The movie is exceedingly self-aware, which can be off-putting...or liberating! After all, this film isn't trying to manipulate you into getting weepy because, like, Black Widow can't have kids. It's not trying to manipulate you into anything above a smirk, a snicker, or a groan at one of the more graphic moments of violence.
Don't get me wrong, I love a serious brooding super hero movie as much as a next guy. But sometimes you gotta let a comic book just be a comic book, you know? And Deadpool does that with nonstop blood, flair and style. -- Eve Batey
It's been fifteen years since the original Zoolander opened, which means it's been fifteen years since the one and only time I've seen it. Honestly, it didn't leave much of an impression on me, although for years I've been wondering if the fictional model's signature "Blue Steel" pose can ultimately be blamed for the existence of the ubiquitous duck-faced Instagram selfie that everyone has in their respective feeds.
Luckily, any knowledge of the first movie is unneeded to understand the sequel, which begins with about 15 minutes of back-story and catch-up. Zoolander (Ben Stiller) and Hansel (Owen Wilson) have gone into hiding, but an international crisis centered on the deaths of several celebrities, an offer to star in a high-profile fashion show in Rome, and the possible discovery of Derek's long-lost son means a reunion for the once-hot-but-now-not supermodels.

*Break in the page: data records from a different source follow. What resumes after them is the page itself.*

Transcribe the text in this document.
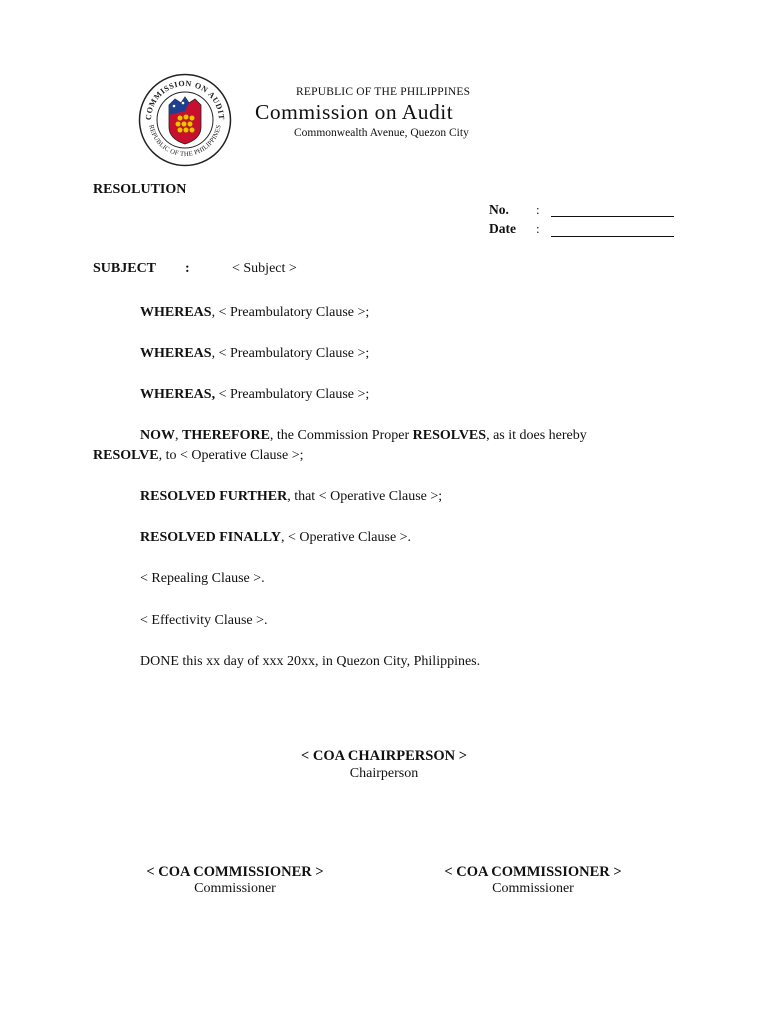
COMMISSION ON AUDIT
REPUBLIC OF THE PHILIPPINES
REPUBLIC OF THE PHILIPPINES
Commission on Audit
Commonwealth Avenue, Quezon City
RESOLUTION
No. :
Date :
SUBJECT :	< Subject >
WHEREAS, < Preambulatory Clause >;
WHEREAS, < Preambulatory Clause >;
WHEREAS, < Preambulatory Clause >;
NOW, THEREFORE, the Commission Proper RESOLVES, as it does hereby
RESOLVE, to < Operative Clause >;
RESOLVED FURTHER, that < Operative Clause >;
RESOLVED FINALLY, < Operative Clause >.
< Repealing Clause >.
< Effectivity Clause >.
DONE this xx day of xxx 20xx, in Quezon City, Philippines.
< COA CHAIRPERSON >
Chairperson
< COA COMMISSIONER >
Commissioner
< COA COMMISSIONER >
Commissioner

The movie's at its funniest when it isn't centered on Derek or Hansel, and frankly could have used more of Kristen Wiig's insane designer Alexanya Atoz, who looks like Donatella Versace and Lady Gaga had a baby and raised it in a tanning bed, and her head designer Don Atari (Kyle Mooney) an insufferable hipster whose every-other-word is an insult that's really a compliment. Zoolander 2 is unquestionably stupid, but I have to admit, I laughed a lot.
Besides, any movie that opens with the violent murder of Justin Bieber can't be all bad, right?
Dakota Johnson, Alison Brie, Leslie Mann, and Rebel Wilson star in this comedy based on the book by Liz Tuccillo. She also co-wrote the book He's Just Not That Into You, and that should probably give you a basic idea of what this will be like. We get one of these date-night movies every year around Valentine's Day, whether we want one or not, but I gotta say, this one seems more the-last-bunch-of-flowers-at-Safeway than a nice bouquet of fresh roses.
Where to Invade Next - Alamo Drafthouse, Metreon
Michael Moore dials back the vitriol for his latest documentary. Warmongering isn't the topic of this one; instead Moore "conquers" (visits) several different countries around the world, finds out how those countries have been able to succeed in ways that America hasn't, and then claims those resources (ideas) for the U.S.
Among the discoveries are free nutritional meals for schoolchildren in France; 30 days paid vacation and two-hour lunches in Italy — with no loss in production; prisons in Norway where rehabilitation is the goal, not punishment — with some of the lowest recidivism rates in the world; college education, tuition-free, for everyone — including American foreigners; and free healthcare for women in Tunisia, a country with an Islamic government.
Of course none of those countries are without their own problems, and Moore admits in the movie that he set out to "pick the flowers, not the weeds." This is a kinder, gentler Moore, and if anything, the movie is at least a lovely travelogue. But the take-away message — that so many of these successful foreign programs actually have their roots in American ideals, but we just can't get it together enough to make them work — is as infuriating as anything in any of his other movies.